We chose not to go on the bird hike the next morning for two reasons: I don't watch Fox News when I'm in the United States, and the hike started at 5 a.m with a pre-breakfast straight up climb. Either of which would have been sufficient. But, George had provided us with a trail map and left us on our own to hike the jungle, with only the barest admonition to stay on the paths, “because there are animals in the jungle.”

When he said that, I turned to Kris and said, “And by animals, he means poisonous snakes.” To which she replied, “There aren't any poisonous snakes here.” And, then George said, “Yes there are.

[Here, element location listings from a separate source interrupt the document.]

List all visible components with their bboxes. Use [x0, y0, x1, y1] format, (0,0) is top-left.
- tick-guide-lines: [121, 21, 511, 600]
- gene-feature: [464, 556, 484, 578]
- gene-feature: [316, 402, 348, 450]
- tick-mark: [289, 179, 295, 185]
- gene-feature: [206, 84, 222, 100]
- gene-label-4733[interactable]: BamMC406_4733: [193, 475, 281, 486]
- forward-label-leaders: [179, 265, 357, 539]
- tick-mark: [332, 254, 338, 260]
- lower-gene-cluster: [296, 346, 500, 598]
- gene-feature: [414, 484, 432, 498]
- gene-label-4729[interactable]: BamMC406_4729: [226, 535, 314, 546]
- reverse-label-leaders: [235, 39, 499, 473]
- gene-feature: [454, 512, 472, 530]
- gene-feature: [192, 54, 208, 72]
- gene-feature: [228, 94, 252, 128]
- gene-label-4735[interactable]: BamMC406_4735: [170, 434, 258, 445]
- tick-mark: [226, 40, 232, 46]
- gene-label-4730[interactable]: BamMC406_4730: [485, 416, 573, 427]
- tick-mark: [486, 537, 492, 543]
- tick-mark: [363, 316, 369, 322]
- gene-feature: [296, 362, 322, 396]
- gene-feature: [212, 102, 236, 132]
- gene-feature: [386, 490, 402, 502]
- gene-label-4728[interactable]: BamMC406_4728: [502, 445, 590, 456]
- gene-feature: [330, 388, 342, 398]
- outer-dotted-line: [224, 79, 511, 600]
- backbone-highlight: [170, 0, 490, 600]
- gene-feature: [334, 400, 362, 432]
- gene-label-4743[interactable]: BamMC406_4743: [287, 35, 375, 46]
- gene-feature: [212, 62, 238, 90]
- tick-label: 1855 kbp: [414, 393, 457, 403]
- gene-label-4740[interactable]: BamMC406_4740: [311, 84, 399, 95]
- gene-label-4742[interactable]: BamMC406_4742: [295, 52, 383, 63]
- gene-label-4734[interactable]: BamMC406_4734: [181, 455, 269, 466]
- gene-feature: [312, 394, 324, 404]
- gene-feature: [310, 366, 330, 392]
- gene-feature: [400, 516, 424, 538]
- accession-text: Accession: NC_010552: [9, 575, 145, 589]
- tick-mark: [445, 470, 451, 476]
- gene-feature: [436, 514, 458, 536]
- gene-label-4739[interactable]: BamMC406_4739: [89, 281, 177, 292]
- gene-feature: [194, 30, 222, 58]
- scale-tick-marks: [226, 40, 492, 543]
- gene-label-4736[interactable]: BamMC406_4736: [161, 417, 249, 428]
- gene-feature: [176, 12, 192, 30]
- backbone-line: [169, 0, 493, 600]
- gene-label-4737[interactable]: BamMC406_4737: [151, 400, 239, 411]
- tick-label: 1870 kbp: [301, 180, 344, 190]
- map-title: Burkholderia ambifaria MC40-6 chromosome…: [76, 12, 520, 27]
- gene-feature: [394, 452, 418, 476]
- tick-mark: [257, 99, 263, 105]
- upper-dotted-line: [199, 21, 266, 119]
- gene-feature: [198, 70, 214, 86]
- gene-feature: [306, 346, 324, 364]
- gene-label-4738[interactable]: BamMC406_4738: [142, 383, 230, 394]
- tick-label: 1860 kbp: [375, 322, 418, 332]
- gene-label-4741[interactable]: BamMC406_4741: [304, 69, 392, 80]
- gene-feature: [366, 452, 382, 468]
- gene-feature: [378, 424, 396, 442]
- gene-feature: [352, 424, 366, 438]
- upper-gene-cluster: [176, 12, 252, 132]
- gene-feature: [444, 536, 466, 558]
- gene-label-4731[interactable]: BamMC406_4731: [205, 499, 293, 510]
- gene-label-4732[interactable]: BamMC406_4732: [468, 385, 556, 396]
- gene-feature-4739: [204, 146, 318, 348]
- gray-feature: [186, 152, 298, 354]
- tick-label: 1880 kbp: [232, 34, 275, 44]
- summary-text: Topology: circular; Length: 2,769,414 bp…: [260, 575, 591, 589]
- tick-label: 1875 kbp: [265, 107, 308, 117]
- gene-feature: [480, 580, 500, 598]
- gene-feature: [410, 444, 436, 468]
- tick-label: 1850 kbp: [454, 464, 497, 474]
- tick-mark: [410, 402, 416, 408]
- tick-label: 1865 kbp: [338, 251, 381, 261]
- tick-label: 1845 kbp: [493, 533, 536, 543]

Some really bad ones.”

So there, Kris.

So, Kris and I tramped through the forest between meals. And we stayed on the trails. She did a lot more tramping than I did, because, well, I had a good book, and there was a nice hammock on the veranda. And although Kris also likes a good book, she likes tramping through jungles more than I do. We got some nice pictures of some of the animals on the hikes, too. But we didn't see any snakes, much to my disappointment. I was so going to point one out and say, “Look Kris, there's a snake.”

What you should know about staying in the Ecuador cloud forest

Some pure information: the meals were served on the veranda three times a day, and were multi course delights on a quality equal to the best restaurants we've been to in Quito. The guided bird tours are part of the package, or you can ignore them and go on your own along the marked trails like we did. The accommodations were quite nice: comfortable beds in the rustic styled lodge built of native timber. Hot water for showers was plentiful, and filtered water for drinking was provided. You could wander down to the eating area for a cold beer or a glass of wine when you wanted, too.

Ecuador Milpe mindo cloud forest al fresco breakfast
The al fresco breakfasts were among the day's highlights.

Transportation from Quito can be arranged also, so you don't have to detour through Mindo if you don't want to.

Hammocks for reading or dozing were hung on the veranda outside our rooms. And, the veranda also provided a sweeping vista of the valley below where you just went for a hike. In the afternoons, the clouds rolled up the valley and obscured the view of the floor, but in trade, magnified the sound of the multiple waterfalls you'd seen on your hike.

The cost is very reasonable, by American standards. For the two of us, it was $156 per night, (although I doubt if that's still the rate) and that included all three substantial and excellent meals. They even quiz all guests on their food preferences and gladly provided vegetarian meals or meals without red meat (for me) on request. I got sea bass when the rest were having steak, and if you like the sea bass you get in the U.S., you should definitely try it here, 3000 miles closer to the source.

The web address is www.sanjorgeecolodges.com. Do it. You'll think it's one of the coolest places you've ever been, even if you just spend a whole day with your ass in a hammock.

It worked for me.

This is an update of a post originally written in 2010.